I took care of my mother along with help from my adult son and daughter after my dad died. As her health went downhill so did her gratitude. No dementia, thank goodness. To fast forward, she wound up disowning all three of us, wrote us out of her will, gave our POA to my sister, and left her estate such a mess by making sister executor of her will that I'm now paying a lawyer to keep me from being sued. Angry doesn't begin to describe how I feel towards my mother.
I understand your concern for your daughter. This is no way for a grandfather to treat his loving granddaughter. It's no way for you to be treated either. It is beyond belief how elderly parents can turn on a dime. It gives new meaning to "biting the hand that feeds you". I can't offer you any advice only understanding as a fellow traveller down this hellish road.
Thank you. I appreciate your sharing and validating my feelings.
good luck mom :(
I went to see my folks today after caring for them for the last four years, was told by my father to "GET THE H OUT OF MY HOUSE AND NEVER COME BACK." I thought I was prepared for the worse, but that felt like a knife going into my gut.
Dear Whoareyou,
Based on your last exchange with your father, you have nothing to lose by asking your brother straight out what happened between the time he re-entered your dad's life and now. You may get a bunch of BS or you may get some valuable information.
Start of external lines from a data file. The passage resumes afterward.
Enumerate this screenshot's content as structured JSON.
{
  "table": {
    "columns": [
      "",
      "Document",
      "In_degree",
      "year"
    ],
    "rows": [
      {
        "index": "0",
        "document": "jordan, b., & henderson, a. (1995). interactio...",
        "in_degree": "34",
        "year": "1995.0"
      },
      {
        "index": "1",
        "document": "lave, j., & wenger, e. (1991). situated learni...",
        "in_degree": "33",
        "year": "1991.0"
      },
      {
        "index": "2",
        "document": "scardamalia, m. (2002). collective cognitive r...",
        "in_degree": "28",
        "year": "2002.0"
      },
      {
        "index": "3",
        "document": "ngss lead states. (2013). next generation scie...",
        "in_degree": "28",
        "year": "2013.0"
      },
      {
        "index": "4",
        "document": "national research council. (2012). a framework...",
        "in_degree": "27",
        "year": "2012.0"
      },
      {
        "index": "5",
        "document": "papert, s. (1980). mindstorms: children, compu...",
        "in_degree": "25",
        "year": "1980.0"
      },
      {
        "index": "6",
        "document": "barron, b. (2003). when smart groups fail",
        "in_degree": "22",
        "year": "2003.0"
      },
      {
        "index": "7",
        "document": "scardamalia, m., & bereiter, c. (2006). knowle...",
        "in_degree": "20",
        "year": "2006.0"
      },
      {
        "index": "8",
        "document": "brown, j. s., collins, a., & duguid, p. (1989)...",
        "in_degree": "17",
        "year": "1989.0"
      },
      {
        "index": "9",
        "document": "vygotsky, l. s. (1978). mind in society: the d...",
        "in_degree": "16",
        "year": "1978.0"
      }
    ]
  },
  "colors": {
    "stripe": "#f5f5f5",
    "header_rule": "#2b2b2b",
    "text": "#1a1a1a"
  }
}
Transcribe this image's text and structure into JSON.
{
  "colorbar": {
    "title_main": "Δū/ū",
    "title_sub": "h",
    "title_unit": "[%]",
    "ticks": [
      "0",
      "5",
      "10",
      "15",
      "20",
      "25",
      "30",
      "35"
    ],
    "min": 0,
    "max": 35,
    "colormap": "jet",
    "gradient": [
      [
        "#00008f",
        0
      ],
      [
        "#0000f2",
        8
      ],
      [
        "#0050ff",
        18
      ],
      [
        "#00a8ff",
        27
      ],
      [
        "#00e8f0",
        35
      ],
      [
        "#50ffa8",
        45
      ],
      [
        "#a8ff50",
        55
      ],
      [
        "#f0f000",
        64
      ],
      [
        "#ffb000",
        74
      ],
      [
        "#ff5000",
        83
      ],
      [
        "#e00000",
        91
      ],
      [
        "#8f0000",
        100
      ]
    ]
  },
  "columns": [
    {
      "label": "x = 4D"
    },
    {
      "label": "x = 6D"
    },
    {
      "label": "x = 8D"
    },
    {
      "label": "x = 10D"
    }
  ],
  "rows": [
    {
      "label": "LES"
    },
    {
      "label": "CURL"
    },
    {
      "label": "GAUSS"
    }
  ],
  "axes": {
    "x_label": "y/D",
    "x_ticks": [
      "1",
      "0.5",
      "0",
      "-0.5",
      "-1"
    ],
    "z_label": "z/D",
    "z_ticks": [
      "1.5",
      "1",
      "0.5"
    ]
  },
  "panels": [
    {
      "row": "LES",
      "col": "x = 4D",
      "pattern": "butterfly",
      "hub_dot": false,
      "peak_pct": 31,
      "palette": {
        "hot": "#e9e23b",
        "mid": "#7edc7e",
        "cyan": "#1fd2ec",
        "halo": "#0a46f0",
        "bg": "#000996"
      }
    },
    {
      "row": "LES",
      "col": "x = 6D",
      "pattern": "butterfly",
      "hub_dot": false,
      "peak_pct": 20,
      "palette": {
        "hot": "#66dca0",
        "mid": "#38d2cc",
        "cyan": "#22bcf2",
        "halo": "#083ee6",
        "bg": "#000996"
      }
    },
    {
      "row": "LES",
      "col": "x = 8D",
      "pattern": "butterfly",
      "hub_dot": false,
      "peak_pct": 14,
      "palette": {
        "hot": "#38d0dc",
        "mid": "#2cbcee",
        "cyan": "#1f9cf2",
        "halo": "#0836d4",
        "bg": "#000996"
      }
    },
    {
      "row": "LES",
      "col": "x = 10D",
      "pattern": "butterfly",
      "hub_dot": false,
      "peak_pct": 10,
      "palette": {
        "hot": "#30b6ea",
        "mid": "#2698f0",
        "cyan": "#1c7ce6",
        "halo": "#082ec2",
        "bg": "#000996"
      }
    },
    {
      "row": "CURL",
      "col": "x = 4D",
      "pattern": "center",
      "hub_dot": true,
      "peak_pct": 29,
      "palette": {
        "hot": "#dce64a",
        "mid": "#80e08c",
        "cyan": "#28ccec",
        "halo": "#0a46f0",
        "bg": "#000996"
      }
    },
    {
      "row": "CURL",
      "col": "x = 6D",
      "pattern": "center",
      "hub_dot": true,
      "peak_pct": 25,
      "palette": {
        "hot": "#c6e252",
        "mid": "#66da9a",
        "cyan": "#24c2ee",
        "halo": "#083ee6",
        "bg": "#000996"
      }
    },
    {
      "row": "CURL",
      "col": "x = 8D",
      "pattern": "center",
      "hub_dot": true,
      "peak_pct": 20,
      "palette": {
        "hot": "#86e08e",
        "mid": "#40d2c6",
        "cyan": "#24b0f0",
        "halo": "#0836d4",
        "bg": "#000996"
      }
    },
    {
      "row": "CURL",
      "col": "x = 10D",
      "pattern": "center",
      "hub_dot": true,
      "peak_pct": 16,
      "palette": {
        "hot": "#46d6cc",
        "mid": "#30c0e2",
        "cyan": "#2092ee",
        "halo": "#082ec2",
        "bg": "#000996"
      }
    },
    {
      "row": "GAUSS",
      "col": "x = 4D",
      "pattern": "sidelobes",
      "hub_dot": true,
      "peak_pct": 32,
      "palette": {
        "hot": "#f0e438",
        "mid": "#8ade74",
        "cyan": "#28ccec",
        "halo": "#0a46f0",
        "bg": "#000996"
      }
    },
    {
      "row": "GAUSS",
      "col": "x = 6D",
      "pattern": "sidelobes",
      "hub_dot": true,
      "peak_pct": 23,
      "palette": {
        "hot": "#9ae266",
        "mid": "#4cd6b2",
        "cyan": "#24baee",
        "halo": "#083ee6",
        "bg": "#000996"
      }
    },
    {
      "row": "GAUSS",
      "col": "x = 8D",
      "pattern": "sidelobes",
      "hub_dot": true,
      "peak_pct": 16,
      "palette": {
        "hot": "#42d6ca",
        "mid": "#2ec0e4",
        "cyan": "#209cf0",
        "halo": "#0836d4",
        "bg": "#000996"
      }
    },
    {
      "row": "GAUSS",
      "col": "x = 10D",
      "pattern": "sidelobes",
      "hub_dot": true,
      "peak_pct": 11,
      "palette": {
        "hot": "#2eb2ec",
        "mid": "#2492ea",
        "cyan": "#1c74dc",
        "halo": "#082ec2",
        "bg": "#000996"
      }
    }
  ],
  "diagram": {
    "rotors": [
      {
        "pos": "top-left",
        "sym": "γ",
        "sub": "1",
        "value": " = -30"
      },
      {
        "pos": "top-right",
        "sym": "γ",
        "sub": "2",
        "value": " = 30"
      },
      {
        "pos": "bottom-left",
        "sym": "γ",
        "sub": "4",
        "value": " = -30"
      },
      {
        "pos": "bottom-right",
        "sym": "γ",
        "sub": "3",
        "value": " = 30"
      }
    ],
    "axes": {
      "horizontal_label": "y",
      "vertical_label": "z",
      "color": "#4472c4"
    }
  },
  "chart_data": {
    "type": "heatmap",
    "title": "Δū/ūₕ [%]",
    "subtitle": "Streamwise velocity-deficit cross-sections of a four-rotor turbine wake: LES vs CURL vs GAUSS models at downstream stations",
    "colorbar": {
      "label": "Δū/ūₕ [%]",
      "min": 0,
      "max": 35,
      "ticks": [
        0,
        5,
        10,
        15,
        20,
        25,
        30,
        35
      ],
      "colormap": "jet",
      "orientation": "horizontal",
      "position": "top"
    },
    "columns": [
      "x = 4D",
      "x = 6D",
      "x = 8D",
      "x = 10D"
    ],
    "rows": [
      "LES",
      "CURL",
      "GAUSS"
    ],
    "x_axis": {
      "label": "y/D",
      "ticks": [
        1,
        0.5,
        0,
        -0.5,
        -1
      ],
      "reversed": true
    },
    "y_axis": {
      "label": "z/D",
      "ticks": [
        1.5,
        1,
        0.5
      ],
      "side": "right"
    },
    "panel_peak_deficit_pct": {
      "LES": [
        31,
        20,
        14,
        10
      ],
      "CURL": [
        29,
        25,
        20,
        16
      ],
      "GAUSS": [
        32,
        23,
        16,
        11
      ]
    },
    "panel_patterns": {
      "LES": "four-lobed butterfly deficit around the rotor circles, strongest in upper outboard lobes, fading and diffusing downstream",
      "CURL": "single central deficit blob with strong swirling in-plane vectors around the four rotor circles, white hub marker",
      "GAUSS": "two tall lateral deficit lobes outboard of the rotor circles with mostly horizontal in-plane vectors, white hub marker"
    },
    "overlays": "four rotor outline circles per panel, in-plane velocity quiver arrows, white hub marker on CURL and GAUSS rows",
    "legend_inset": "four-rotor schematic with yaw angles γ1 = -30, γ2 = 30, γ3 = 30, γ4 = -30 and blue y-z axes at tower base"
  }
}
I am concerned about the POA. Do you think your brother is trying to get his hands on your parents' money? Was your brother estranged from his parents and now they've reconciled? Maybe your father has given your brother a very distorted impression of what's been going on in the house.

Keep your cool if you decide to contact your brother or it will dissolve into a worse situation. Just stick to the facts.

Try to take comfort in the fact that you've been doing the loving, decent thing for 4 years. I'm sorry for you and your children.
My heart hurts for you. Four years ago I heard my mom tell me and my son "you're no longer needed in my life", a lot less severe than what your dad said to you, but it still devastated me. I'd like to say you'll get over it but I don't think you will. No matter what brought this on, it still hurts. It just crushes your soul.
Is this something you could ever have expected your dad to do?